No one would ever describe chemotherapy as easy. But a new option to complete a chemotherapy regimen at home has helped 11-year-old Alex Bogran simplify his life – and sleep in his own bed at night. 

When you’re a child battling cancer, nothing seems easy. But for 11-year-old Alex Bogran, he now can get his life-saving treatment in a way that simplifies his life.

Over the past two months, Alex has been able to receive his chemotherapy on an outpatient basis. He still goes to Levine Children’s Hospital to get infusions of the special drugs that keep his bone cancer from returning. But he no longer has to stay overnight for as many as four days in a row.

That’s because he can now do part of his chemotherapy course at home. “I come to the infusion room and I get my chemo for four hours. And then they hook me up to a handy-dandy backpack with a big bag of fluids like salt water and potassium,” says Alex. “So I get to go home with the backpack and sleep in my bed.”

This has been a great benefit to the entire Bogran family. “Alex gets to spend so much more time with us now,” says his father, David.

Before this new arrangement, either David or his wife would have to spend the night in Alex’s hospital room.

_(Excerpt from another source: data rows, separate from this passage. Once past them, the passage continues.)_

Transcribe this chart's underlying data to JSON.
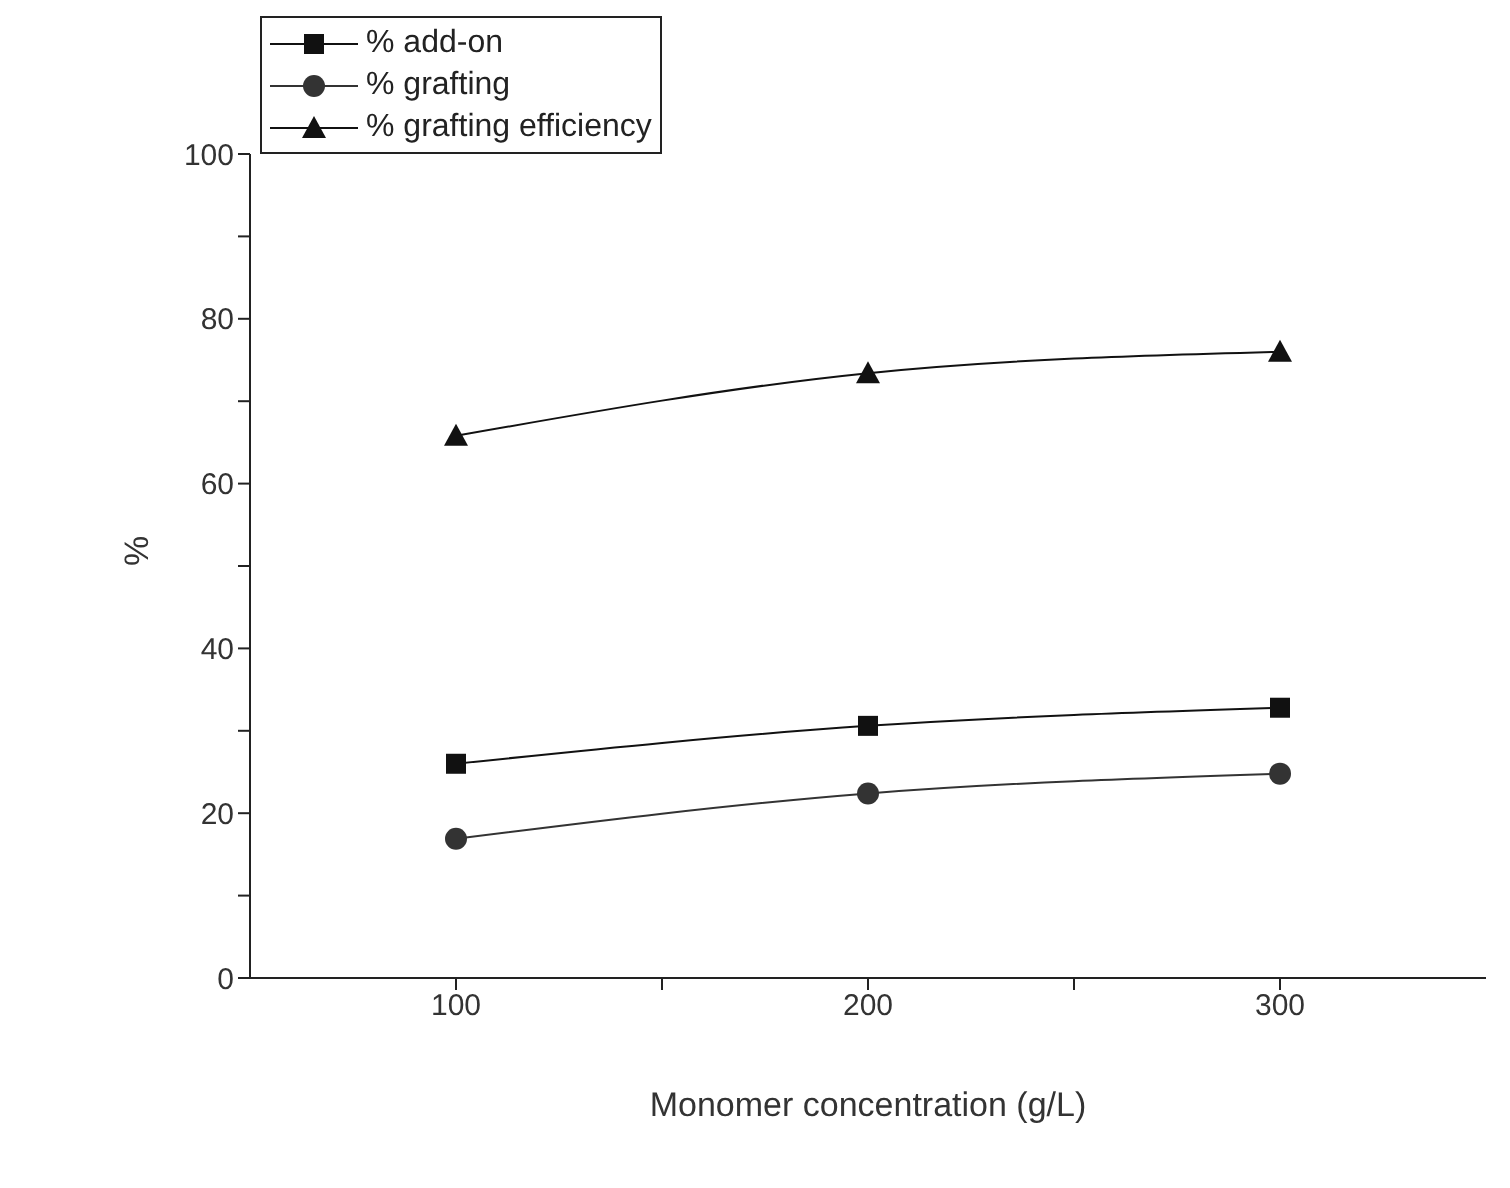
{
  "chart_data": {
    "type": "line",
    "xlabel": "Monomer concentration (g/L)",
    "ylabel": "%",
    "x": [
      100,
      200,
      300
    ],
    "series": [
      {
        "name": "% add-on",
        "color": "#111111",
        "values": [
          26.0,
          30.6,
          32.8
        ],
        "marker": "square"
      },
      {
        "name": "% grafting",
        "color": "#333333",
        "values": [
          16.9,
          22.4,
          24.8
        ],
        "marker": "circle"
      },
      {
        "name": "% grafting efficiency",
        "color": "#111111",
        "values": [
          65.8,
          73.4,
          76.0
        ],
        "marker": "triangle"
      }
    ],
    "xlim": [
      50,
      350
    ],
    "xticks": [
      {
        "value": 150,
        "label": null
      },
      100,
      200,
      {
        "value": 250,
        "label": null
      },
      300
    ],
    "ylim": [
      0,
      100
    ],
    "yticks": [
      0,
      {
        "value": 10,
        "label": null
      },
      20,
      {
        "value": 30,
        "label": null
      },
      40,
      {
        "value": 50,
        "label": null
      },
      60,
      {
        "value": 70,
        "label": null
      },
      80,
      {
        "value": 90,
        "label": null
      },
      100
    ],
    "grid": false,
    "legend": "top left",
    "line_style": "solid"
  }
}
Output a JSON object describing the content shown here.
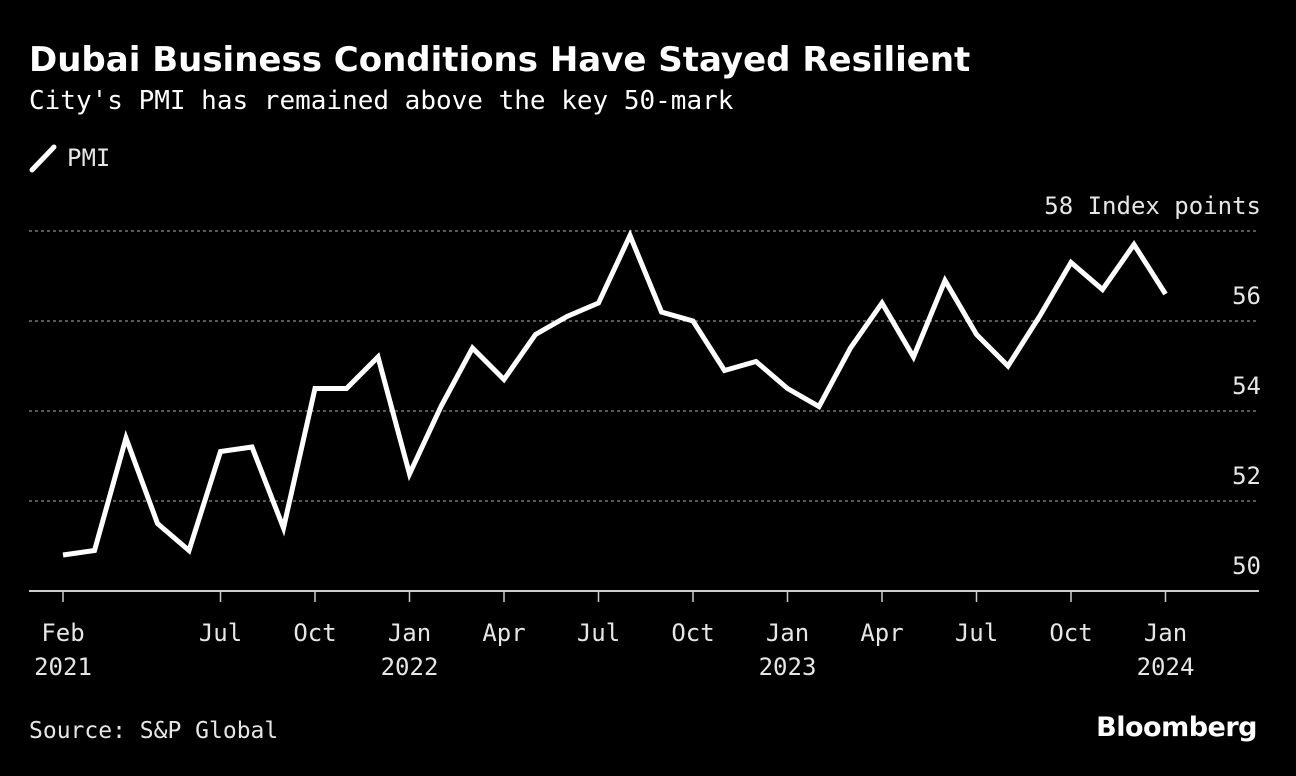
{
  "header": {
    "title": "Dubai Business Conditions Have Stayed Resilient",
    "subtitle": "City's PMI has remained above the key 50-mark"
  },
  "footer": {
    "source": "Source: S&P Global",
    "brand": "Bloomberg"
  },
  "colors": {
    "background": "#000000",
    "line": "#ffffff",
    "grid": "#8c8c8c",
    "axis": "#cccccc",
    "text": "#e6e6e6"
  },
  "chart_data": {
    "type": "line",
    "title": "Dubai Business Conditions Have Stayed Resilient",
    "subtitle": "City's PMI has remained above the key 50-mark",
    "legend": [
      "PMI"
    ],
    "legend_position": "top-left",
    "ylabel": "58 Index points",
    "unit": "Index points",
    "ylim": [
      50,
      58
    ],
    "yticks": [
      50,
      52,
      54,
      56,
      58
    ],
    "ytick_labels": [
      "50",
      "52",
      "54",
      "56",
      "58 Index points"
    ],
    "grid": true,
    "x_month_start": "2021-02",
    "x_month_end": "2024-02",
    "xticks": [
      {
        "month_index": 0,
        "label": "Feb",
        "year": "2021"
      },
      {
        "month_index": 5,
        "label": "Jul",
        "year": ""
      },
      {
        "month_index": 8,
        "label": "Oct",
        "year": ""
      },
      {
        "month_index": 11,
        "label": "Jan",
        "year": "2022"
      },
      {
        "month_index": 14,
        "label": "Apr",
        "year": ""
      },
      {
        "month_index": 17,
        "label": "Jul",
        "year": ""
      },
      {
        "month_index": 20,
        "label": "Oct",
        "year": ""
      },
      {
        "month_index": 23,
        "label": "Jan",
        "year": "2023"
      },
      {
        "month_index": 26,
        "label": "Apr",
        "year": ""
      },
      {
        "month_index": 29,
        "label": "Jul",
        "year": ""
      },
      {
        "month_index": 32,
        "label": "Oct",
        "year": ""
      },
      {
        "month_index": 35,
        "label": "Jan",
        "year": "2024"
      }
    ],
    "series": [
      {
        "name": "PMI",
        "start": "2021-02",
        "frequency": "monthly",
        "values": [
          50.8,
          50.9,
          53.4,
          51.5,
          50.9,
          53.1,
          53.2,
          51.4,
          54.5,
          54.5,
          55.2,
          52.6,
          54.1,
          55.4,
          54.7,
          55.7,
          56.1,
          56.4,
          57.9,
          56.2,
          56.0,
          54.9,
          55.1,
          54.5,
          54.1,
          55.4,
          56.4,
          55.2,
          56.9,
          55.7,
          55.0,
          56.1,
          57.3,
          56.7,
          57.7,
          56.6
        ]
      }
    ]
  }
}
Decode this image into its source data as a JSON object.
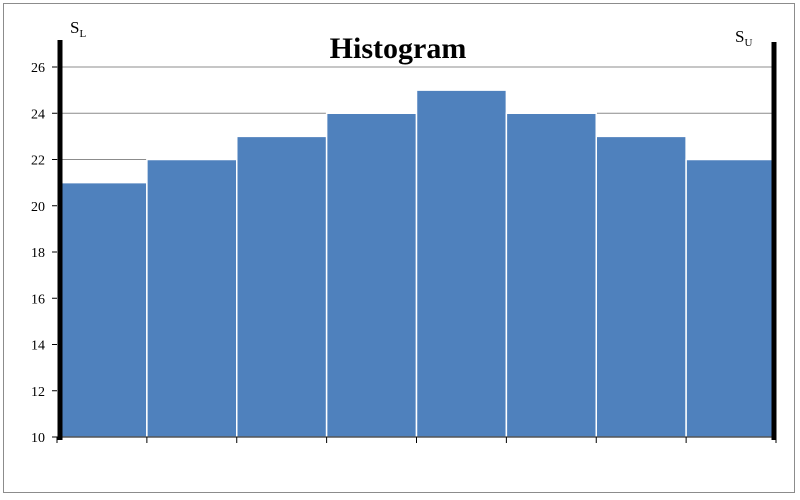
{
  "chart_data": {
    "type": "bar",
    "title": "Histogram",
    "xlabel": "",
    "ylabel": "",
    "ylim": [
      10,
      26
    ],
    "ytick_step": 2,
    "y_ticks": [
      "10",
      "12",
      "14",
      "16",
      "18",
      "20",
      "22",
      "24",
      "26"
    ],
    "values": [
      21,
      22,
      23,
      24,
      25,
      24,
      23,
      22
    ],
    "bar_color": "#4F81BD",
    "grid": true,
    "legend": "none",
    "limit_lines": {
      "lower": {
        "letter": "S",
        "sub": "L"
      },
      "upper": {
        "letter": "S",
        "sub": "U"
      }
    }
  }
}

Although they must still take Alex back to LCH every morning, having him stay in his own bed at night has helped tremendously, says David.

Recognizing that a chemotherapy regimen can be difficult in many ways, the staff at LCH devised this outpatient option to address the needs of patients and their families.

“I think one of the things that differentiates us from other centers in the country is that our children who have solid tumors never really have to be admitted to the hospital for chemotherapy,” says Javier Oesterheld, MD, medical director for pediatric hematology, oncology, and blood and marrow transplantation and one of Alex’s physicians. “About two to three years ago, we really pioneered the ability to be at home. Our families love it.”

Nevertheless, Alex has had his struggles. “It’s been a lot of wear-and-tear over a long time,” says Alex, who will need about six more cycles of chemotherapy until next March. He will not be able to attend school this year; instead, teachers will visit him at home.

Alex’s journey began when he was playing basketball and banged knees with another player. His soreness never went away, and he was eventually referred to a specialist at LCH, who used an MRI to detect a small spot on Alex’s knee. He was diagnosed with osteosarcoma, an aggressive form of bone cancer. This May, he had his knee replaced.

Throughout it all, Alex has shown remarkable optimism. Described by Dr. Oesterheld as “one of those 2 percent of kids who always says things are going well,” Alex has relied on his faith to see him through. “It’s a long process and you have to be patient,” says Alex.